Investigators at Harvard say that they have successfully used CRISPR Cas gene-editing tools to come up with a new approach in curing HIV, a lethal virus that has claimed millions of lives over recent decades. And they're prepping for animal studies now to see if they can provide some preclinical proof-of-concept data to back up their lab experiment.
CRISPR Cas--clustered regularly interspaced short palindromic repeat-activated cells--has been gaining a foothold in the biotech world over the past couple of years. Chad Cowan and Derrick Rossi at the Harvard Stem Cell Institute are working to eliminate the CCR5 receptor in T cells, the back door that HIV uses to strip the body of immune protection.
The big idea here is that CRISPR Cas could be used to create resistant blood stem cells in bone marrow and then transplant the bone marrow into humans suffering from HIV. Then the HIV-proof immune system T cells can durably fight back against the HIV.

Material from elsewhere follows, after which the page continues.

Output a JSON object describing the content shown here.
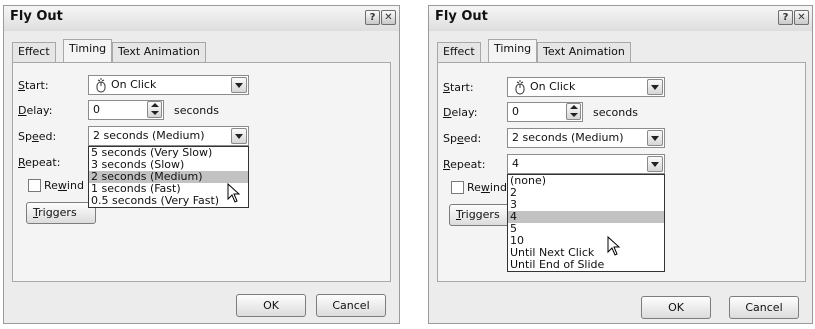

"We showed that you can knock out CCR5 very efficaciously, we showed that the cells are still functional, and we did very, very deep sequencing analysis to show that there were no unwanted mutations, so it appears to be safe," Cowan told the Harvard Gazette. He added that "there is obviously much more work to do."
If the investigators can gain the animal data they're looking for, then they'll look for regulatory approval to try it in humans. The theory has already been tested in one "Berlin patient" who was able to fight off HIV after having bone marrow from an HIV-resistant individual with the rare genetic defect that eliminated CCR5 receptors from his T cells.
CRISPR Therapeutics in Basel and Editas Medicine in Cambridge, MA, have both been launched fairly recently to develop new therapies using CRISPR Cas.